Document Type


Publication Date



Maine Medical Center, Medical Education, Maine Medical Center Research Institute

MeSH Headings

Humans, Empathy, Psychotic Disorders


Purpose/Background: There is a large amount of literature exploring how individuals with psychotic spectrum symptoms or disorders experience empathy. The findings are often presented through a deficit-oriented frame, suggesting that these individuals are impaired in their ability to experience empathy. Unfortunately, claims of empathy deficits have the potential to contribute to the already high stigma faced by this population. This review, therefore, aims to contextualize the deficit-oriented discussion based on the following three questions: how is empathy defined, what methods are being used to understand it, and to what degree does the discussion around empathy in psychosis accurately reflect findings.

Methods/Approach: I will perform a conceptual survey of the literature discussing research on empathy in psychotic spectrum disorders, including schizophrenia, first episode psychosis, affective psychosis, and individuals with attenuated psychotic symptoms. I will organize findings based on how empathy is defined, which methods are used to measure it, and what is highlighted in the paper’s discussion. Finally, I will make suggestions for future research in this area.

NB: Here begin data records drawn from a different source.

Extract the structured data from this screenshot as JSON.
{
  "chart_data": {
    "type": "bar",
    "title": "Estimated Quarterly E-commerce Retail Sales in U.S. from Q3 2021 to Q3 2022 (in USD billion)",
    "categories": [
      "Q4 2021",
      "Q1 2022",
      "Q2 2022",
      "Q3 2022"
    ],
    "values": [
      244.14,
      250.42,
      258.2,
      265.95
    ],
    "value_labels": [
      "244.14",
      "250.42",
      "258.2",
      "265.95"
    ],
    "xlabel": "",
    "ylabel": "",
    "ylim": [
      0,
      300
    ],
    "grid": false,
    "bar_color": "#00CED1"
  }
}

Results: In a preliminary survey of the literature around empathy and psychosis, the construct of empathy is relatively inconsistent; it is sometimes defined as a single item, and otherwise divided into the sub-categories of cognitive empathy, defined as “the ability to construct a working model of the emotional states of others,” and affective empathy, defined as “the ability to be sensitive to and vicariously experience the feelings of others.” Results of the single item construct typically suggest that people with psychosis have impaired empathy. However, when studies differentiate between cognitive and affective empathy, deficits are almost exclusively found within the realm of cognitive empathy. Methods used vary widely between studies, and differences in both general empathy and cognitive empathy have been identified through neurophysiological, self-report, and performative/behavioral measures. However, these measures typically do not discriminate from mental health symptoms or other aspects of social cognition, such as social anhedonia, insight, and theory of mind. The literature also focuses almost entirely on deficits in empathy, overlooking a growing body of data which suggests affective empathy is largely maintained and potentially elevated in individuals with psychosis.

Conclusions: The current presentation of findings around empathy in people who experience psychosis is problematic and misleading. By reinforcing the rhetoric that individuals with psychosis experience deficits in empathy despite both the use of imprecise measures and the growing evidence of maintained affective empathy, the field inadvertently promotes dehumanizing stigma around this population. Claims around empathy deficits have significant implications around an individual’s morals and judgement, and ill-founded claims of this nature are nothing but harmful.